“How's the chances for a dance with the girl, partner?”
“This dance is already booked,” Pierre answered, and kept his eyes on the tall man with the scarred face and the resolute jaw. He wondered why Jacqueline had chosen such a partner.
At least she had prophesied correctly, for the big man turned toward them just as he seemed about to head for another part of the hall. The crowd gave way before him, not that he shouldered them aside, but they seemed to feel the coming of his shadow before him, and separated as they would have done before the shadow of a falling tree.

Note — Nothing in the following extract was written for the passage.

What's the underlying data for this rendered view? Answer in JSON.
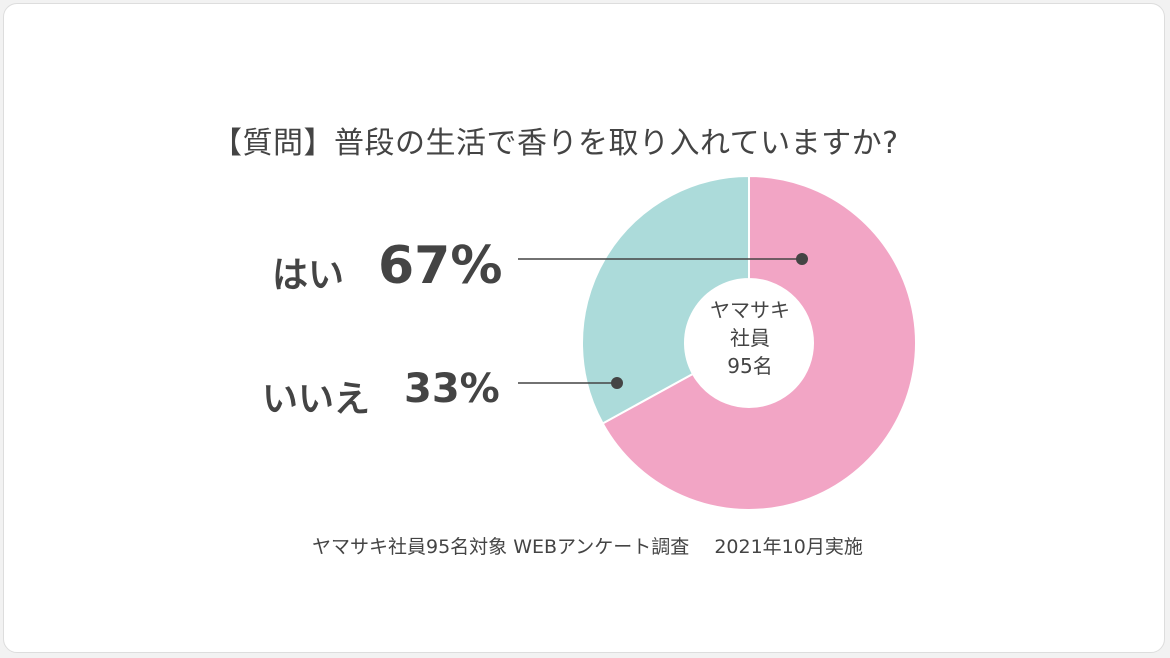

In another moment Pierre found himself looking up to the giant. No mask could cover that long, twisting mark of white down his cheek, nor hide the square set of the jaw, nor dim the steady eyes.

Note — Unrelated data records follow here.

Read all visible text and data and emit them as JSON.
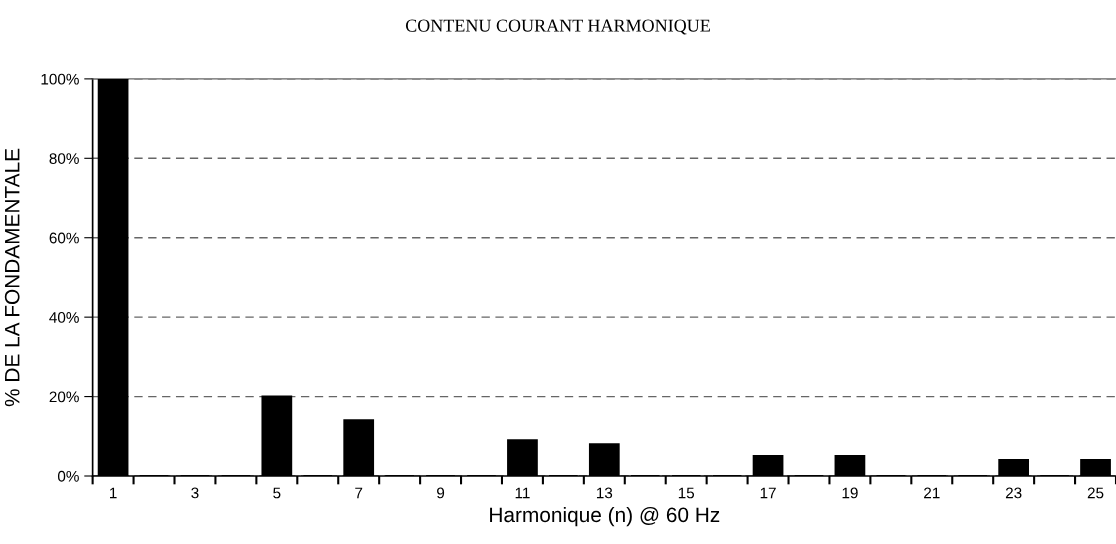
{
  "chart_data": {
    "type": "bar",
    "title": "CONTENU COURANT HARMONIQUE",
    "xlabel": "Harmonique (n) @ 60 Hz",
    "ylabel": "% DE LA FONDAMENTALE",
    "categories": [
      "1",
      null,
      "3",
      null,
      "5",
      null,
      "7",
      null,
      "9",
      null,
      "11",
      null,
      "13",
      null,
      "15",
      null,
      "17",
      null,
      "19",
      null,
      "21",
      null,
      "23",
      null,
      "25"
    ],
    "values": [
      100,
      0,
      0,
      0,
      20,
      0,
      14,
      0,
      0,
      0,
      9,
      0,
      8,
      0,
      0,
      0,
      5,
      0,
      5,
      0,
      0,
      0,
      4,
      0,
      4
    ],
    "color": "#000000",
    "ylim": [
      0,
      100
    ],
    "yticks": [
      {
        "value": 0,
        "label": "0%"
      },
      {
        "value": 20,
        "label": "20%"
      },
      {
        "value": 40,
        "label": "40%"
      },
      {
        "value": 60,
        "label": "60%"
      },
      {
        "value": 80,
        "label": "80%"
      },
      {
        "value": 100,
        "label": "100%"
      }
    ],
    "grid": "y",
    "legend": false
  }
}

And there came to Pierre an exceedingly great uneasiness in his right hand, and a twitching of the fingers low down on his thigh where the familiar holster should have hung. His left hand rose, following the old instinct, and touched beneath his throat where the cold cross lay.

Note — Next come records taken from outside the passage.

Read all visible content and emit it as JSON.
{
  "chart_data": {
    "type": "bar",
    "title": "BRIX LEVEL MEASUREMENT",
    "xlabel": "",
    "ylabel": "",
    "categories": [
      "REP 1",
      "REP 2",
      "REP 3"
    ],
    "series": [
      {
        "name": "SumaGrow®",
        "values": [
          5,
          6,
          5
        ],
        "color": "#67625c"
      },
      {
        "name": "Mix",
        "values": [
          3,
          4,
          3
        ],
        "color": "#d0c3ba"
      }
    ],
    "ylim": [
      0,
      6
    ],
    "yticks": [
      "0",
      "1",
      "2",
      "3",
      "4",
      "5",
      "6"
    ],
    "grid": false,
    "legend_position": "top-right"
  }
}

He was saying easily: “This is your dance, isn't it?”
“Right, Bud,” answered the big man in a mellow voice as great as his size. “Sorry I can't swap partners with you, but I hunt alone.”
An overwhelming desire to get a distance between himself and this huge unknown came to Pierre.
He said: “There goes the music. You're off.”
And the other, moving toward Jack, leaned down a little and murmured at the ear of the outlaw: “Thanks, Pierre.”
Then he was gone, and Jacqueline was laughing over his shoulder back to Pierre.
Through his daze and through the rising clamor of the music, a voice said beside him: “You look sort of sick, dude. Who's your friend?”
“Don't you know him?” asked Pierre.
“No more than I do you; but I've ridden the range for ten years around here, and I know that he's new to these parts. If I'd ever glimpsed him before, I'd remember him. He'd be a bad man in a mix, eh?”
And Pierre answered with devout earnestness: “He would.”
“But where'd you buy those duds, pal? Hey, look! Here's what I've been waiting for—the Barneses and the girl that's visitin' 'em from the East.”
“What girl?”
“Look!”
The Barnes group was passing through the door, and last came the unmistakable form of Dick Wilbur, masked, but not masked enough to hide his familiar smile or cover the well-known sound of his laughter as it drifted to Pierre across the hall, and on his arm was a girl in an evening dress of blue, with a small, black mask across her eyes, and deep-golden hair.
Pausing before she swung into the dance with Wilbur, she made a gesture with the white arm, and looked up laughing to big, handsome Dick. Pierre trembled with a red rage when he saw the hands of Wilbur about her.
Dick, in passing, marked Pierre's stare above the heads of the crowd, and frowned with trouble. The hungry eyes of Pierre followed them as they circled the hall again; and this time Wilbur, perhaps fearing that something had gone wrong with Pierre, steered close to the edge of the dancing crowd and looked inquisitively across.
He leaned and spoke to the girl, and she turned her head, smiling, to Pierre. Then the smile went out, and even despite the mask, he saw her eyes widen. She stopped and slipped from the arm of Wilbur, and came step by step slowly toward him like one walking in her sleep. There, by the edge of the dancers, with the noise of the music and the shuffling feet to cover them, they met. The hands she held to him were cold and trembling.
“Is it you?”
“It is I.”
That was all; and then the shadow of Wilbur loomed above them.
“What's this? Do you know each other? It isn't possible! Pierre, are you playing a game with me?”
But under the glance of Pierre he fell back a step, and reached for the gun which was not there. They were alone once more.
“Mary—Mary Brown!”
“Pierre!”
“But you are dead!”
“No, no! But you—Pierre, where can we go?”
“Outside.”
“Let us go quickly!”
“Do you need a wrap?”
“No.”
“But it is cold outside, and your shoulders are bare.”
“Then take that cloak. But quickly, Pierre, before we're followed.”
He drew it about her; he led her through the door; it clicked shut; they were alone with the sweet, frosty air before them. She tore away the mask.